Li Ka-shing remains, into his late nineties, one of the most respected and scrutinized businessmen in the world, his career a parable of postwar Hong Kong itself — a refugee economy that turned cheap manufacturing into global capital. After retiring from the chairmanship in 2018, he passed day-to-day control of CK Hutchison and CK Asset to his son Victor while continuing to advise, and his fortune, tracked by Forbes in the tens of billions of dollars, has kept him near the top of Asia's wealth rankings for decades.

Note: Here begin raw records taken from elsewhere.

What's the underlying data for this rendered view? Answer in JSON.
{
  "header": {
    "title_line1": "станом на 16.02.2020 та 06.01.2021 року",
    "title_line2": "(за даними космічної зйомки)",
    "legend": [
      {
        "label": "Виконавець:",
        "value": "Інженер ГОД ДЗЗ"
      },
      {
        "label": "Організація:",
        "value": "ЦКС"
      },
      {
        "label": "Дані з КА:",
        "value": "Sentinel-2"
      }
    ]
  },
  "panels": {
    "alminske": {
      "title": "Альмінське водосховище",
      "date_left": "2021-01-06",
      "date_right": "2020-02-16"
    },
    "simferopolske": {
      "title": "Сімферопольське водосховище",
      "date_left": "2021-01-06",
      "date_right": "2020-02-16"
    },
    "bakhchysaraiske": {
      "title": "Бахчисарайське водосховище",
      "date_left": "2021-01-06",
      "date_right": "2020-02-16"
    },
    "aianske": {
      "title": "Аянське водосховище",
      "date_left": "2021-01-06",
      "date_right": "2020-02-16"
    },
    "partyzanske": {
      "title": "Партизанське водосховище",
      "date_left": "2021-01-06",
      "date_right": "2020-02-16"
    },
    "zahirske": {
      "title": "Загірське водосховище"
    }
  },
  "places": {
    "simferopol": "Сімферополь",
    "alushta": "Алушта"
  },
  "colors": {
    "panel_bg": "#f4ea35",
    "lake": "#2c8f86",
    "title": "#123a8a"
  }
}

His philanthropy is a defining part of the public record. In 1980 he established the Li Ka Shing Foundation, which he has called his 'third son,' pledging that a large share of his wealth would go to charitable causes, and through it he has donated billions of dollars — among the largest sums given by any Asian philanthropist. The flagship project is Shantou University in his home province of Guangdong, which he founded and has funded for decades, along with the affiliated medical college and major gifts to universities and hospitals in Hong Kong, mainland China, and abroad, including to institutions such as the University of Hong Kong and the University of California, Berkeley.

Li's legacy is not without controversy: critics in Hong Kong have at times accused his property-heavy conglomerates of contributing to the city's punishing housing costs, and his shifting of investment toward Europe and away from Hong Kong and the mainland has drawn political attention. But on the central question of this site he is unambiguous — a wartime refugee who left school at fifteen, made plastic flowers in a rented factory, and built one of the great self-made fortunes of the twentieth century. His is among the best-documented rises from nothing in modern Asia.

Lessons

  1. When schooling is cut short by poverty, disciplined self-education can substitute for credentials.
  2. Treat an early business as the capital source for a bigger one, not the destination.
  3. Buying durable assets when others are panicking is one of the surest paths to long-term wealth.
  4. Breaking into an entrenched establishment can multiply a fortune by giving it a far larger platform.
  5. Diversify broadly and sell near the top — Li did both, again and again.